Let`s say I have 2 structs:
struct Foo
{
int size; // 4
int type; // 4
char data; // 1
};
static const struct Foo FooContainer[] = {
{1, 2, 3},
{4, 5, 6},
...
};
If I use something like:
int structsincontainer = sizeof(FooContainer) / sizeof(struct Foo);
Will I always get the correct number of structs in the container? I assume since the padding is already done in struct Foos the container will not need any padding?
FooContainer is an array. Arrays in both C and C++ are guaranteed to not add padding between their elements. Any padding that may be present is only that which is internal to the element object type itself.
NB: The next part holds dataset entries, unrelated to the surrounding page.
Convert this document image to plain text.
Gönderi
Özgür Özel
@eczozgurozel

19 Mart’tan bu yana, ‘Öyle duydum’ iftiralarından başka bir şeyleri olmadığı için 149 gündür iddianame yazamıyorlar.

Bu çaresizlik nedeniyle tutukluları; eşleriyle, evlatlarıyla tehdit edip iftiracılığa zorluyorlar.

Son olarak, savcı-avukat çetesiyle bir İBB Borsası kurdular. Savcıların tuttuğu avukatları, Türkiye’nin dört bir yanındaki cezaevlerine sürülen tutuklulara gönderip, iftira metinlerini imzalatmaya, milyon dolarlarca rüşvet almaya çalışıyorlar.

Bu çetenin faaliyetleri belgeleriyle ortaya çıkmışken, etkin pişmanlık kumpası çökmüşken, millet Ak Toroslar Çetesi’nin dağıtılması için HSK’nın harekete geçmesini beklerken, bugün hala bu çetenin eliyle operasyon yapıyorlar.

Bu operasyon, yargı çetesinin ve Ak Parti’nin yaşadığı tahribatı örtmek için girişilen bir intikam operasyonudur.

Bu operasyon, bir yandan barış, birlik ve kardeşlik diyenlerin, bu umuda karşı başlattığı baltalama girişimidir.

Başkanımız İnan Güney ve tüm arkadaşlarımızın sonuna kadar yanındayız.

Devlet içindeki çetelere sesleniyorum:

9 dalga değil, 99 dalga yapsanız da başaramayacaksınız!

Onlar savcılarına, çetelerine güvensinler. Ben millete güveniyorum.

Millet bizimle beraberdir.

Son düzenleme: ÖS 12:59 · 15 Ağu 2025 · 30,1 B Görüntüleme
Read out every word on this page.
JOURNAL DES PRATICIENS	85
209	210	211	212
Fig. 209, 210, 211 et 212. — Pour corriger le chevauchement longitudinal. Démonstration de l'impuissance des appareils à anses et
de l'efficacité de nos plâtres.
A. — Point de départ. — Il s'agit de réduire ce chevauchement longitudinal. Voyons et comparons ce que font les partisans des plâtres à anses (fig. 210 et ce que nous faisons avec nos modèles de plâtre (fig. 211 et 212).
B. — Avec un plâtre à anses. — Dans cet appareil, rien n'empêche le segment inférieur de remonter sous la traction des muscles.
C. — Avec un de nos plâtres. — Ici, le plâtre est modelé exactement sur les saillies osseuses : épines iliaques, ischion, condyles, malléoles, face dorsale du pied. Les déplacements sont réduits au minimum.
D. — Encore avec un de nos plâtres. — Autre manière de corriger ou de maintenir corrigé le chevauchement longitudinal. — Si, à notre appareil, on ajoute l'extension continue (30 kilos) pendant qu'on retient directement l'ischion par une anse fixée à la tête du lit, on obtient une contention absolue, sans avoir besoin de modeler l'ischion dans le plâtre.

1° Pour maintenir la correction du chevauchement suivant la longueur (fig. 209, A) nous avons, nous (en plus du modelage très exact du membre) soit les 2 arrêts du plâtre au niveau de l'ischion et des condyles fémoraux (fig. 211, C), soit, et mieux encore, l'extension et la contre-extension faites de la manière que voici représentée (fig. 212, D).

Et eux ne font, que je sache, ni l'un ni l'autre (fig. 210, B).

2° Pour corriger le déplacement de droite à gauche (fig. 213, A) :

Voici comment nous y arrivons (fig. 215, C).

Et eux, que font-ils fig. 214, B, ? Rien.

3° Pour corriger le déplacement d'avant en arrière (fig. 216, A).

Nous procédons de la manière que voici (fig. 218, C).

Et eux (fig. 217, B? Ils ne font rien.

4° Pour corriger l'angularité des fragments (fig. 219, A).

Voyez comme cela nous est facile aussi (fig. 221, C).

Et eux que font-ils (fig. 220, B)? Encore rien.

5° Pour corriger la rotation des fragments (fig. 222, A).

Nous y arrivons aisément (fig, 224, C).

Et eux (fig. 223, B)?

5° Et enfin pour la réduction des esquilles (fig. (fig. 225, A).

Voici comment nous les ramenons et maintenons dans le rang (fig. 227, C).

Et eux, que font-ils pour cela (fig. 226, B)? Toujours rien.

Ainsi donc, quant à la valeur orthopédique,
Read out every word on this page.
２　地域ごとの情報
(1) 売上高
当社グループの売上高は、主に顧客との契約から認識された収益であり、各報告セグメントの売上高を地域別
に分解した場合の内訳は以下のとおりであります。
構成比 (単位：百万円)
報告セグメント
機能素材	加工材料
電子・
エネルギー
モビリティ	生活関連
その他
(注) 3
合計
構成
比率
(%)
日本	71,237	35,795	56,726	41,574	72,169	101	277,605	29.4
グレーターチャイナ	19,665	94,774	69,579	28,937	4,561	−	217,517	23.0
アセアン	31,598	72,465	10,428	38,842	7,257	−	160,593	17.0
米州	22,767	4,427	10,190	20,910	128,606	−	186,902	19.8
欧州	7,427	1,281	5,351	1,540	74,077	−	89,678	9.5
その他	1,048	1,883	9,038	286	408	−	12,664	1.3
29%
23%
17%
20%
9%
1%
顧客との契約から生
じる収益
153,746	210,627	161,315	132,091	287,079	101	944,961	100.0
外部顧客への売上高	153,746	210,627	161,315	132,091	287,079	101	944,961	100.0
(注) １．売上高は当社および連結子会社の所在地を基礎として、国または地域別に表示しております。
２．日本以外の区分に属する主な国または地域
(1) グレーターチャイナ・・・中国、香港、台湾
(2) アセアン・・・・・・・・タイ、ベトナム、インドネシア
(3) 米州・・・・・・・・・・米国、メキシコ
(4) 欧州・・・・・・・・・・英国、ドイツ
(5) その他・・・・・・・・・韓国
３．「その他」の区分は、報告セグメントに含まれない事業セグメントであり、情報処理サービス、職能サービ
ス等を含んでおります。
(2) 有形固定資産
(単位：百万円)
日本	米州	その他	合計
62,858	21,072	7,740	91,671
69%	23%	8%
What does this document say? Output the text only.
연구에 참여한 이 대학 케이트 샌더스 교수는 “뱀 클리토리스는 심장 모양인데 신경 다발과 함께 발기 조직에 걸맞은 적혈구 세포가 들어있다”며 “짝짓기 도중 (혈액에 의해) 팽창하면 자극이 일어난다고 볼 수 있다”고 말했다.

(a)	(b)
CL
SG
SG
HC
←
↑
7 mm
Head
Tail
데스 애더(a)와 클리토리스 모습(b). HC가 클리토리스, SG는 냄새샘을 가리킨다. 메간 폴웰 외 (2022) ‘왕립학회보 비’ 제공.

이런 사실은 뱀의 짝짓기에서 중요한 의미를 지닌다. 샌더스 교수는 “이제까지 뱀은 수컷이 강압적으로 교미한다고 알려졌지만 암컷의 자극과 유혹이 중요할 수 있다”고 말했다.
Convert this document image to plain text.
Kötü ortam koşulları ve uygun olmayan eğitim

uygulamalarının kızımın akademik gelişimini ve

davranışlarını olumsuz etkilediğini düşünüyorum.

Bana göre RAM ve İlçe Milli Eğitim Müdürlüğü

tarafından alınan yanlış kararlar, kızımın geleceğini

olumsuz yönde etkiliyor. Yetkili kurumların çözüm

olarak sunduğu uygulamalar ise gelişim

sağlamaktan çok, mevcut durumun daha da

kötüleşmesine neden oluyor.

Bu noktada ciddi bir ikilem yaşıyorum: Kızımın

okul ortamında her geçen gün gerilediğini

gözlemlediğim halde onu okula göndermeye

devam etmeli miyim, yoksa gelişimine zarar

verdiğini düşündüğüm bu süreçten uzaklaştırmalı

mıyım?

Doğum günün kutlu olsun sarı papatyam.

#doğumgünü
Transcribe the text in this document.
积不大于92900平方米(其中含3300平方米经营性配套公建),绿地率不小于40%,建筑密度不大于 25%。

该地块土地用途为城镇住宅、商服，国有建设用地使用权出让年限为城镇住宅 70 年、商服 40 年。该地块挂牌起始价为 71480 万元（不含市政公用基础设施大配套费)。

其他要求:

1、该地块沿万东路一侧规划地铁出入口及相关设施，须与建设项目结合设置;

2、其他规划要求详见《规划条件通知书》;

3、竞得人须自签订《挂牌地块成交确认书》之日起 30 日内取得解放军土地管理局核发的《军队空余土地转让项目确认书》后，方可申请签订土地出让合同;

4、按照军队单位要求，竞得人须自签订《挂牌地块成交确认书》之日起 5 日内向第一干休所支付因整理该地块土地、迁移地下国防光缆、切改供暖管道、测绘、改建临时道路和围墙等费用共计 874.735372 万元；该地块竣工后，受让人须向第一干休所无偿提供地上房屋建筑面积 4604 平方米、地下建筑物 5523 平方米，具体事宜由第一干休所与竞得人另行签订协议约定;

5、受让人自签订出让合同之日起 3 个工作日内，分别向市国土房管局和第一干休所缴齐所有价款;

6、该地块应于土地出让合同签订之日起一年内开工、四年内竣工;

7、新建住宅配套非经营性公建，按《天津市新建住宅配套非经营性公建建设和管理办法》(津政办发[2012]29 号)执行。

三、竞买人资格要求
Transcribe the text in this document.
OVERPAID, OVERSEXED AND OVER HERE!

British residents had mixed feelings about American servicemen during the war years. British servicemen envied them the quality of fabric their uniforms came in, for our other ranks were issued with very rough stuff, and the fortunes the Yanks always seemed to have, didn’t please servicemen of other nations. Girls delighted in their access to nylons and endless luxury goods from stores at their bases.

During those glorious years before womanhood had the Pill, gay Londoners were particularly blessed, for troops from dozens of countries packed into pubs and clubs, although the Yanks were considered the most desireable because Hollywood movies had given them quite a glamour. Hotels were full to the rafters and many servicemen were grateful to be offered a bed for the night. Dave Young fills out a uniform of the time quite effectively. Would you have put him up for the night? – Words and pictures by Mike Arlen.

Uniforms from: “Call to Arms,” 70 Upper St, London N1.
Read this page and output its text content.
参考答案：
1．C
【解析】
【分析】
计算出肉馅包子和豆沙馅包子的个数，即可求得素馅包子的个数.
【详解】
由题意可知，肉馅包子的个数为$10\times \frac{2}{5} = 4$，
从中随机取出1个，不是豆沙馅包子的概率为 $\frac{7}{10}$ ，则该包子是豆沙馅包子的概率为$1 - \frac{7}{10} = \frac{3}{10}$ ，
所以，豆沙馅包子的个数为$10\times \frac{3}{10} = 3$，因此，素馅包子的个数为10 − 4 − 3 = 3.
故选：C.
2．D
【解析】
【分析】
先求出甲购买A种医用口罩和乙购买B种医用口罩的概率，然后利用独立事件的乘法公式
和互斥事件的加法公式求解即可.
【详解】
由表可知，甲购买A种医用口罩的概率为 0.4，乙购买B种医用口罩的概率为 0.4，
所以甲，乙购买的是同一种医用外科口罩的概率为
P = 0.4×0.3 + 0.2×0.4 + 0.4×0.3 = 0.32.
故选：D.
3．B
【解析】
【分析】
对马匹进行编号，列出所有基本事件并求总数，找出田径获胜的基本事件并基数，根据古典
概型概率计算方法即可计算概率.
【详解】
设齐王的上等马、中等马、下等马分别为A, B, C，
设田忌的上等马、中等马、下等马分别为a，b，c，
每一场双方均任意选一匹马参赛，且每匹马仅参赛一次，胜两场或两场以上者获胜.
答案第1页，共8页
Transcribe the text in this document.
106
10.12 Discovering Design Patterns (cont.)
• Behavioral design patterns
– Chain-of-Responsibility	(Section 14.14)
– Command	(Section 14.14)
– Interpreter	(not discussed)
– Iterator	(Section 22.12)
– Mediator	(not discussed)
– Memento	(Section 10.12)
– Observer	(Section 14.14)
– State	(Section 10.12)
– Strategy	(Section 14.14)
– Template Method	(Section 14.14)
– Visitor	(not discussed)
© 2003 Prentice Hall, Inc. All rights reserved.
So yes, the sizeof trick is a common technique that is guaranteed to work, so long as the parameter to sizeof is indeed the name of an array, and not a pointer that was obtained by an array-to-pointer conversion.
Having said all that, since you tagged C++, try to avoid raw arrays. The C++ standard library has several alternatives that provide greater safety and more functionality.
And even if you do use a raw array, a better way to obtain the size in C++ would be with the help of the type system itself:
template<typename T, std::size_t N>
constexpr auto array_size(T(&)[N]) { return N; }
The above is very easy to use like so int structsincontainer = array_size(FooContainer); and will only accept an array reference, instead of silently building when passed a pointer by accident.
That's correct. The padding is already considered in sizeof(struct foo).
In general, for any array T arr[n]; (where T is any type), sizeof arr == (n * sizeof(T)). This is guaranteed by the language.